Pim: Inexperience costly

Pim Verbeek believes the inexperience of his Socceroos squad was one of the major reasons behind the 1-0 Asian Cup qualifying defeat to Kuwait on Thursday night in Canberra.

Pim Verbeek believes the inexperience of his Socceroos squad was one of the major reasons behind the 1-0 Asian Cup qualifying defeat to Kuwait on Thursday night in Canberra.

Australia's starting eleven had just two players with more than five games experience and that told in an inconsistent performance.

The coach said his players made some naive errors over the course of the game and were guilty of trying too hard to get back in the contest after Mesaed Alenza put Kuwait in front on 37 minutes.

"I think in the second half we played more with our heart and not enough with our head anymore, which is understandable, because we have quite some young players and it's the first big international game. We don't blame them for that," he said.
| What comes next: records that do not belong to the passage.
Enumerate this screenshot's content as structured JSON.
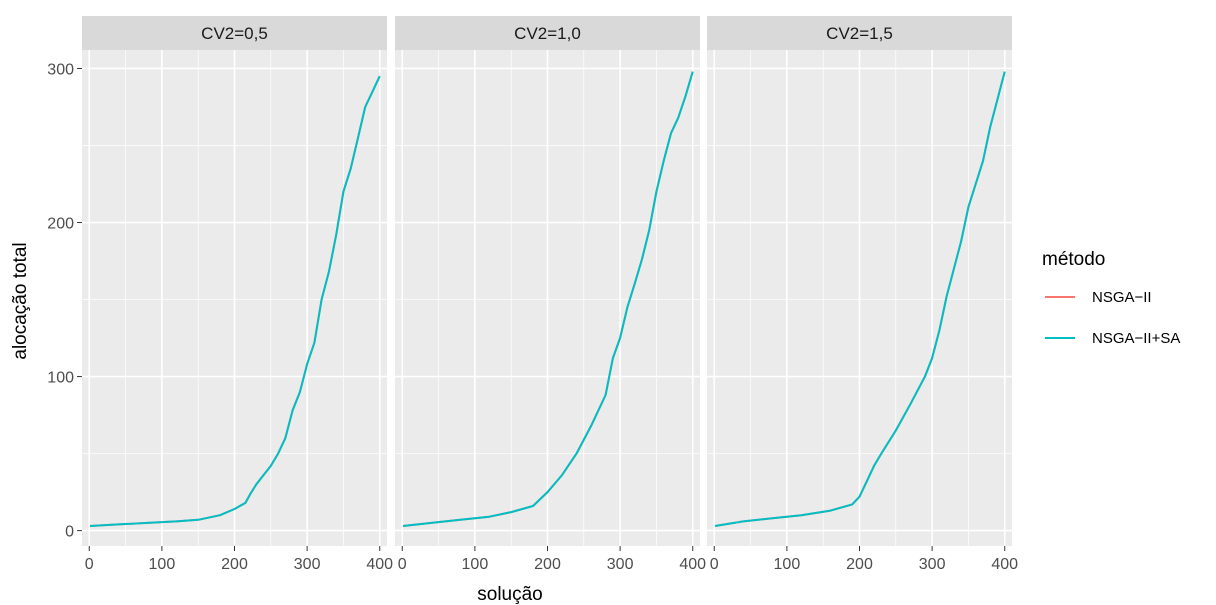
{
  "colors": {
    "panel_bg": "#EBEBEB",
    "strip_bg": "#D9D9D9",
    "grid": "#FFFFFF",
    "tick": "#333333"
  },
  "chart_data": {
    "type": "line",
    "facet_var": "CV2",
    "xlabel": "solução",
    "ylabel": "alocação total",
    "xlim": [
      -10,
      410
    ],
    "ylim": [
      -10,
      312
    ],
    "x_ticks": [
      0,
      100,
      200,
      300,
      400
    ],
    "y_ticks": [
      0,
      100,
      200,
      300
    ],
    "grid": true,
    "legend": {
      "title": "método",
      "position": "right",
      "entries": [
        {
          "label": "NSGA−II",
          "color": "#F8766D"
        },
        {
          "label": "NSGA−II+SA",
          "color": "#00BFC4"
        }
      ]
    },
    "panels": [
      {
        "strip": "CV2=0,5",
        "series": [
          {
            "name": "NSGA−II",
            "color": "#F8766D",
            "x": [
              1,
              40,
              80,
              120,
              150,
              180,
              200,
              215,
              222,
              230,
              240,
              250,
              260,
              270,
              280,
              290,
              300,
              310,
              320,
              330,
              340,
              350,
              360,
              370,
              380,
              390,
              400
            ],
            "y": [
              3,
              4,
              5,
              6,
              7,
              10,
              14,
              18,
              24,
              30,
              36,
              42,
              50,
              60,
              78,
              90,
              108,
              122,
              150,
              168,
              192,
              220,
              235,
              255,
              275,
              285,
              295
            ]
          },
          {
            "name": "NSGA−II+SA",
            "color": "#00BFC4",
            "x": [
              1,
              40,
              80,
              120,
              150,
              180,
              200,
              215,
              222,
              230,
              240,
              250,
              260,
              270,
              280,
              290,
              300,
              310,
              320,
              330,
              340,
              350,
              360,
              370,
              380,
              390,
              400
            ],
            "y": [
              3,
              4,
              5,
              6,
              7,
              10,
              14,
              18,
              24,
              30,
              36,
              42,
              50,
              60,
              78,
              90,
              108,
              122,
              150,
              168,
              192,
              220,
              235,
              255,
              275,
              285,
              295
            ]
          }
        ]
      },
      {
        "strip": "CV2=1,0",
        "series": [
          {
            "name": "NSGA−II",
            "color": "#F8766D",
            "x": [
              1,
              40,
              80,
              120,
              150,
              180,
              200,
              220,
              240,
              260,
              280,
              290,
              300,
              310,
              320,
              330,
              340,
              350,
              360,
              370,
              380,
              390,
              400
            ],
            "y": [
              3,
              5,
              7,
              9,
              12,
              16,
              25,
              36,
              50,
              68,
              88,
              112,
              125,
              145,
              160,
              176,
              195,
              220,
              240,
              258,
              268,
              282,
              298
            ]
          },
          {
            "name": "NSGA−II+SA",
            "color": "#00BFC4",
            "x": [
              1,
              40,
              80,
              120,
              150,
              180,
              200,
              220,
              240,
              260,
              280,
              290,
              300,
              310,
              320,
              330,
              340,
              350,
              360,
              370,
              380,
              390,
              400
            ],
            "y": [
              3,
              5,
              7,
              9,
              12,
              16,
              25,
              36,
              50,
              68,
              88,
              112,
              125,
              145,
              160,
              176,
              195,
              220,
              240,
              258,
              268,
              282,
              298
            ]
          }
        ]
      },
      {
        "strip": "CV2=1,5",
        "series": [
          {
            "name": "NSGA−II",
            "color": "#F8766D",
            "x": [
              1,
              40,
              80,
              120,
              160,
              190,
              200,
              210,
              220,
              230,
              250,
              270,
              290,
              300,
              310,
              320,
              330,
              340,
              350,
              360,
              370,
              380,
              390,
              400
            ],
            "y": [
              3,
              6,
              8,
              10,
              13,
              17,
              22,
              32,
              42,
              50,
              65,
              82,
              100,
              112,
              130,
              152,
              170,
              188,
              210,
              225,
              240,
              262,
              280,
              298
            ]
          },
          {
            "name": "NSGA−II+SA",
            "color": "#00BFC4",
            "x": [
              1,
              40,
              80,
              120,
              160,
              190,
              200,
              210,
              220,
              230,
              250,
              270,
              290,
              300,
              310,
              320,
              330,
              340,
              350,
              360,
              370,
              380,
              390,
              400
            ],
            "y": [
              3,
              6,
              8,
              10,
              13,
              17,
              22,
              32,
              42,
              50,
              65,
              82,
              100,
              112,
              130,
              152,
              170,
              188,
              210,
              225,
              240,
              262,
              280,
              298
            ]
          }
        ]
      }
    ]
  }
}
"We understand we have to improve that. We have to stay in organisation we have to make our chances and we started to get impatient."

Australia resorted to the long ball for much of the final 30 minutes of the game in a bid to manufacture an equaliser. But Kuwait seemed unperturbed defending the aerial ball well.

"We have to be honest, we didn't deserve to win this game," Verbeek said. "Kuwait, defensively did very well, good organisation, were very compact, didn't give any space."

"We have to play fast, high ball speed quick decisions and you have to score an early goal, because then they have to open up score goals also."

Verbeek said the missed chances from the boots of Melbourne Victory pair Archie Thompson and Tom Pondeljak in the first half were a critical moment in the match. Thompson's shot was cleared off the line, while Pondeljak hit the woodwork from close range with the follow-up.

"We had that chance in the 20th, with Archie and Tommy Pondeljak. That was a moment which could have opened the game totally," he said.

Australia was barely in the contest to begin with, struggling to get into the game, as a lively Kuwait created several good chances. Verbeek agreed his players had started the game very flat and then were far too anxious late in the game.

"That was one of the disappointing things. It looked like that. It was too easy. There was not enough emotion, and I think the second half we played with two much emotion and we forgot organisation. Things like that we have to improve and we have six months, so it's time enough to improve," he said.